Dieser J. I. Watson offenbar nicht. Denn von den vier Briefen, die Nik ihm schon geschrieben hatte, waren die ersten beiden unbeantwortet geblieben. Auf den dritten reagierte der Autor mit einer knappen, wenn auch höflichen Ablehnung. Und nun war Nik in den Verlag gekommen, um sich die Antwort auf den letzten vom Verleger persönlich abzuholen. Nach Stephens Gesichtsausdruck zu urteilen, würde er wieder kein Glück haben.

Seit zwei Monaten versuchte Nik nun schon, J. I. Watson kennenzulernen. Das Warten nervte ihn zunehmend. Vor vier Wochen hatte er sich deshalb ohne Stephens Wissen an die Cheflektorin gewandt. Nachdem sie ein paar Mal zusammen gegessen und Wein getrunken hatten, rückte sie endlich mit dem Geständnis heraus, dass der Autor unter Pseudonym veröffentlichte und sein richtiger Nachname Nixon sei. Aber das helfe ihm kaum weiter, denn selbst sie wisse nichts über den Mann und halte nur über eine Postfachadresse mit ihm Kontakt. Nik musste ihr versprechen, niemandem davon zu erzählen und schon gar nicht zu verraten, wem er diese Informationen verdankte.

„Mein Angebot wurde wieder abgelehnt, oder?“, sagte Nik und zeigte seinen Ärger darüber.

„Ja“, bestätigte Stephens. Er war offensichtlich erleichtert, dass er die Absage nicht selbst formulieren musste.

„Was stimmt mit diesem Menschen nicht?“ Nik erhob sich und baute sich in voller Größe von ein Meter neunzig vor dem Schreibtisch des Verlegers auf. „Will er mehr Geld herausschlagen?“ Seine grauen Augen funkelten in dem männlich geschnittenen Gesicht, sein dunkles, widerspenstiges Haar unterstrich sein einschüchterndes Auftreten. „Ich werde ihm alles geben, was er verlangt, solange es den Rahmen des Machbaren nicht sprengt.“

Stephens zuckte mit den Schultern. Er war zwar schmächtig und hatte kaum noch Haare auf dem Kopf, aber seine klugen blauen Augen warnten die Umwelt, ihn nicht zu unterschätzen. „Ich werde Ihnen das Antwortschreiben zeigen.“ Er öffnete eine Schublade, zog einen Bogen Papier heraus und reichte ihn Nik.

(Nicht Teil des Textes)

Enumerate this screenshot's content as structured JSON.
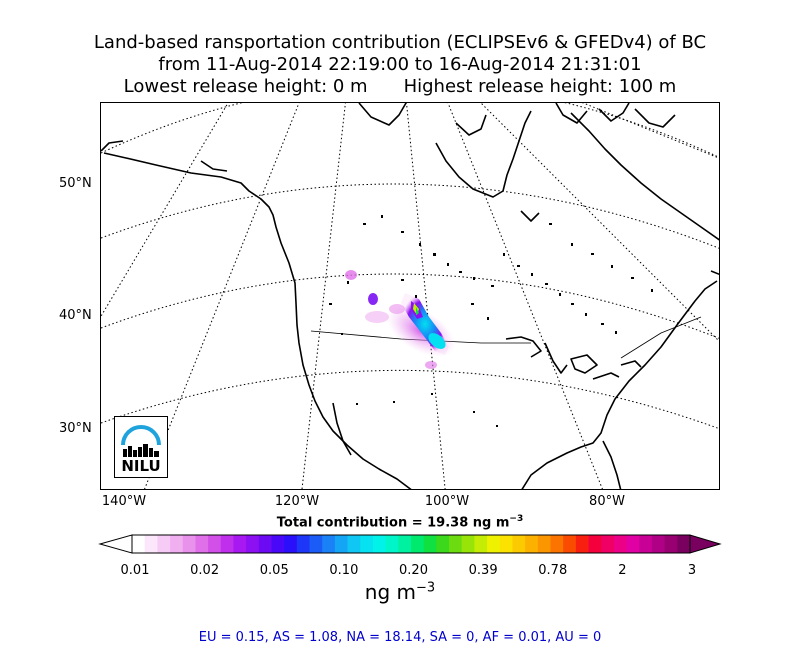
{
  "title": {
    "line1": "Land-based ransportation contribution (ECLIPSEv6 & GFEDv4) of BC",
    "line2": "from 11-Aug-2014 22:19:00 to 16-Aug-2014 21:31:01",
    "line3a": "Lowest release height: 0 m",
    "line3b": "Highest release height: 100 m"
  },
  "map": {
    "lat_labels": [
      "50°N",
      "40°N",
      "30°N"
    ],
    "lon_labels": [
      "140°W",
      "120°W",
      "100°W",
      "80°W"
    ],
    "logo": "NILU",
    "logo_color": "#1fa3dc"
  },
  "total_contribution": "Total contribution = 19.38 ng m",
  "total_exp": "−3",
  "colorbar": {
    "ticks": [
      "0.01",
      "0.02",
      "0.05",
      "0.10",
      "0.20",
      "0.39",
      "0.78",
      "2",
      "3"
    ],
    "unit": "ng m",
    "unit_exp": "−3",
    "colors": [
      "#ffffff",
      "#fbe6fb",
      "#f6ccf6",
      "#f0b0f0",
      "#e992ec",
      "#e070ea",
      "#d24fe8",
      "#c030ec",
      "#a818f0",
      "#8c10f2",
      "#6c0af4",
      "#4a08f8",
      "#2a10fa",
      "#1e36f8",
      "#1c5cf6",
      "#1a82f6",
      "#14a6f4",
      "#10c6f2",
      "#06e2f0",
      "#00f2e8",
      "#00f6c8",
      "#00f2a0",
      "#00ea70",
      "#10e040",
      "#3cd81c",
      "#6cdc10",
      "#98e408",
      "#c4ec04",
      "#eef200",
      "#fbe200",
      "#fcca00",
      "#fcb000",
      "#fc9600",
      "#fc7400",
      "#fa4c00",
      "#f81e10",
      "#f4003c",
      "#f00064",
      "#ec0088",
      "#e000a4",
      "#c80096",
      "#b00086",
      "#980072",
      "#7a0060"
    ]
  },
  "regions": "EU = 0.15,  AS = 1.08,  NA = 18.14,  SA = 0,  AF = 0.01,  AU = 0"
}
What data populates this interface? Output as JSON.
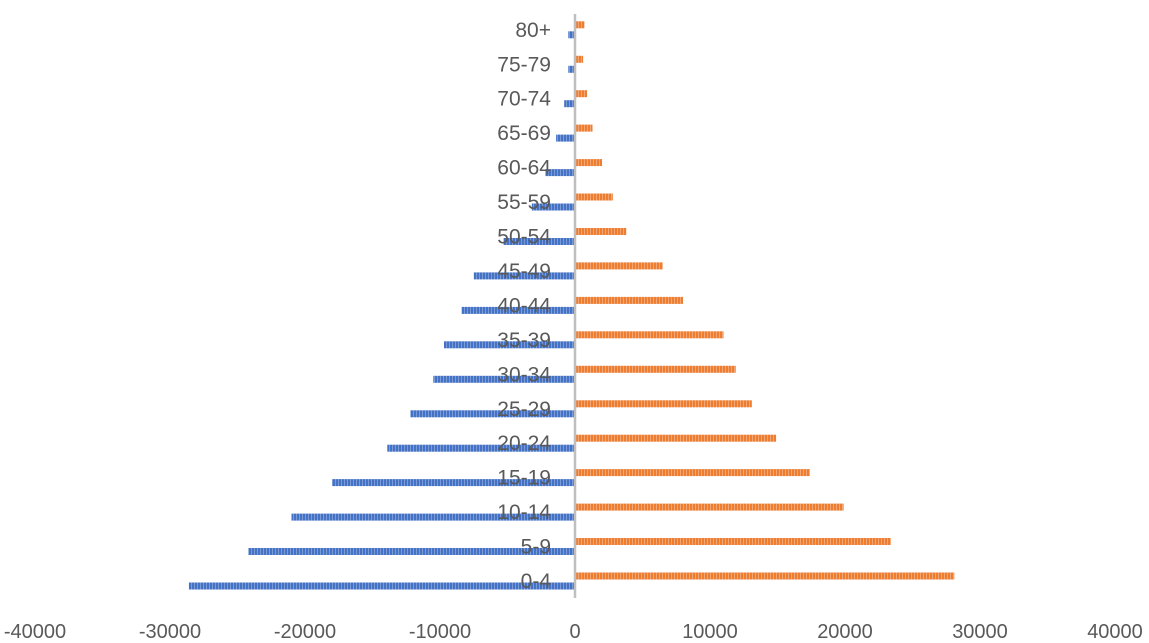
{
  "chart_data": {
    "type": "bar",
    "orientation": "horizontal",
    "title": "",
    "xlabel": "",
    "ylabel": "",
    "xlim": [
      -40000,
      40000
    ],
    "xticks": [
      -40000,
      -30000,
      -20000,
      -10000,
      0,
      10000,
      20000,
      30000,
      40000
    ],
    "grid": false,
    "legend": "none",
    "categories": [
      "0-4",
      "5-9",
      "10-14",
      "15-19",
      "20-24",
      "25-29",
      "30-34",
      "35-39",
      "40-44",
      "45-49",
      "50-54",
      "55-59",
      "60-64",
      "65-69",
      "70-74",
      "75-79",
      "80+"
    ],
    "series": [
      {
        "color": "#4472C4",
        "values": [
          -28600,
          -24200,
          -21000,
          -18000,
          -13900,
          -12200,
          -10500,
          -9700,
          -8400,
          -7500,
          -5300,
          -3200,
          -2200,
          -1400,
          -800,
          -500,
          -500
        ]
      },
      {
        "color": "#ED7D31",
        "values": [
          28100,
          23400,
          19900,
          17400,
          14900,
          13100,
          11900,
          11000,
          8000,
          6500,
          3800,
          2800,
          2000,
          1300,
          900,
          600,
          700
        ]
      }
    ],
    "axis_color": "#BFBFBF"
  }
}
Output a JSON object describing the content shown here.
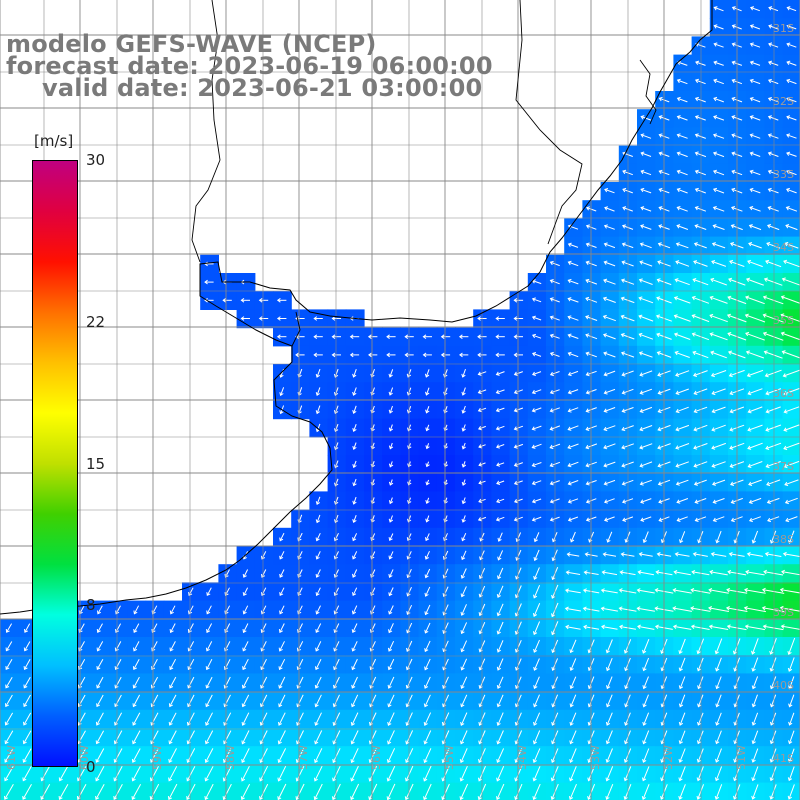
{
  "title": {
    "model": "modelo GEFS-WAVE (NCEP)",
    "forecast": "forecast date: 2023-06-19 06:00:00",
    "valid": "valid date: 2023-06-21 03:00:00"
  },
  "colorbar": {
    "unit": "[m/s]",
    "ticks": [
      {
        "value": 30,
        "label": "30"
      },
      {
        "value": 22,
        "label": "22"
      },
      {
        "value": 15,
        "label": "15"
      },
      {
        "value": 8,
        "label": "8"
      },
      {
        "value": 0,
        "label": "0"
      }
    ],
    "colors": [
      "#0010ff",
      "#0060ff",
      "#00c0ff",
      "#00ffe0",
      "#00e040",
      "#40d000",
      "#c0e000",
      "#ffff00",
      "#ffc000",
      "#ff7000",
      "#ff1000",
      "#e00040",
      "#c00080"
    ]
  },
  "lat_labels": [
    "31S",
    "32S",
    "33S",
    "34S",
    "35S",
    "36S",
    "37S",
    "38S",
    "39S",
    "40S",
    "41S"
  ],
  "lon_labels": [
    "61W",
    "60W",
    "59W",
    "58W",
    "57W",
    "56W",
    "55W",
    "54W",
    "53W",
    "52W",
    "51W"
  ],
  "colors": {
    "land": "#ffffff",
    "grid": "#888888",
    "coast": "#000000",
    "arrows": "#ffffff",
    "title_text": "#7a7a7a"
  }
}
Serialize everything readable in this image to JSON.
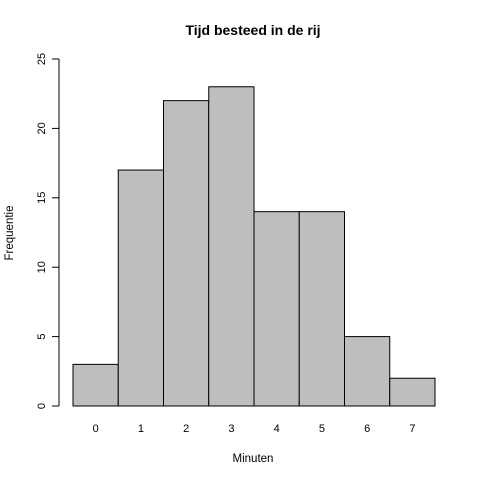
{
  "chart_data": {
    "type": "bar",
    "title": "Tijd besteed in de rij",
    "xlabel": "Minuten",
    "ylabel": "Frequentie",
    "categories": [
      "0",
      "1",
      "2",
      "3",
      "4",
      "5",
      "6",
      "7"
    ],
    "values": [
      3,
      17,
      22,
      23,
      14,
      14,
      5,
      2
    ],
    "ylim": [
      0,
      25
    ],
    "yticks": [
      "0",
      "5",
      "10",
      "15",
      "20",
      "25"
    ],
    "grid": false,
    "colors": {
      "bar_fill": "#bebebe",
      "bar_stroke": "#000000",
      "axis": "#000000",
      "background": "#ffffff"
    }
  }
}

Darauf stand nur ein einziger Satz. „Auch nicht, wenn Nik Prince persönlich darum bittet.“ Eine knappe, auf den Punkt gebrachte, unmissverständliche Absage.

Aber so irritierend sie auch war, Nik beschäftigte sich nicht weiter mit dem Inhalt des Satzes, denn er hatte die Absenderadresse entdeckt. An der Nummer erkannte er, dass das Postfach, von dem die Cheflektorin ihm erzählt hatte, hier irgendwo in London sein musste. Daran hatte James Stephens wohl nicht gedacht, als er ihm den Brief zum Lesen überlassen hatte …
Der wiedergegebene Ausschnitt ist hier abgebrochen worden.